Come contrastare tutto questo? E cosa afferma il diritto internazionale?
La normativa sui diritti umani permette agli Stati – in situazioni emergenziali – di adottare misure per limitare alcune libertà individuali e collettive. I provvedimenti nazionali in nessun caso però possono avere carattere discriminatorio. Il loro contenuto deve essere chiaro, la durata specifica e non devono comportare la soppressione della libertà di stampa e/o di espressione. La migliore risposta alle emergenze deve essere dunque proporzionale alla minaccia in corso. Solo così può essere garantito il pieno rispetto dei diritti fondamentali e del principio di legalità.

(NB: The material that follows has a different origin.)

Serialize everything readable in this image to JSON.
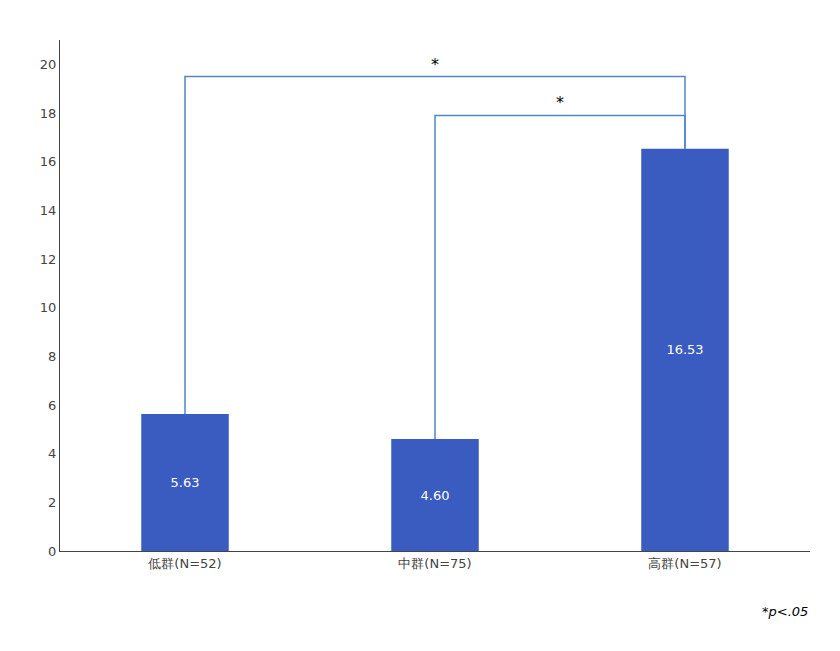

Così come, per esempio, stabiliscono i Principi di Siracusa, adottati dal Consiglio economico e sociale delle Nazioni Unite e dal Comitato per i diritti umani nel 1984. Mentre il Patto Internazionale sui Diritti Civili e Politici all’articolo 12 si sofferma sulla libertà di movimento. La decisione di restringerla, anche in questo caso, deve essere proporzionata all'”interesse supremo” da tutelare, basata su esigenze scientifiche per raggiungere l’obiettivo e, tra le altre cose, a tempo determinato.
Human Rights Watch offre un‘analisi dettagliata di normative che sono applicate (o violate per causa di forza maggiore) in questo periodo.
Anche la CEDU (Corte Europea dei Diritti Umani), codificando i sacrosanti diritti dell’uomo considera “un certo margine d’apprezzamento nel decidere che tipo di limitazioni introdurre a protezione di interessi generali“.
Per introdurre restrizioni straordinarie la CEDU prevede una clausola di deroga alla garanzia del rispetto di alcuni dei diritti garantiti dalla stessa.
È il motivo per cui alcuni Paesi – l’Italia non lo ha fatto – hanno presentato istanza di deroga alla CEDU. Si tratta di Armenia, Estonia, Georgia, Lettonia, Moldova e Romania. I diritti sospesi includono la libertà personale, la libertà di circolazione, la libertà di riunione, il diritto all’istruzione, il pieno godimento del diritto di proprietà (rendendosi necessaria la requisizione di strutture o beni necessari per il trattamento dei malati) e il diritto allo sciopero. Il periodo fissato va dalle quattro alle otto settimane, ma è possibile una proroga se l’emergenza sanitaria non sarà cessata.
Perché l’Italia (e altri) non hanno ritenuto di chiedere deroghe alla CEDU? Forse ritengono di non incorrere in violazioni di diritti in relazione al periodo eccezionale in cui questi sono stati sospesi.
Se però le misure, ugualmente eccezionali, prese dai Governi – compreso quello italiano – dovessero essere estese, a questo punto forse si renderà necessario l’intervento delle Corti (nazionali e internazionali) per stabilire se non siano in atto abusi e violazioni che troppo a lungo stanno minando i diritti fondamentali dei cittadini.
[The Lancet ha appena pubblicato una raccolta di riflessioni, studi e analisi che evidenziano casi di sospensione dei diritti in periodi di emergenza e le sue implicazioni legali e sociali.]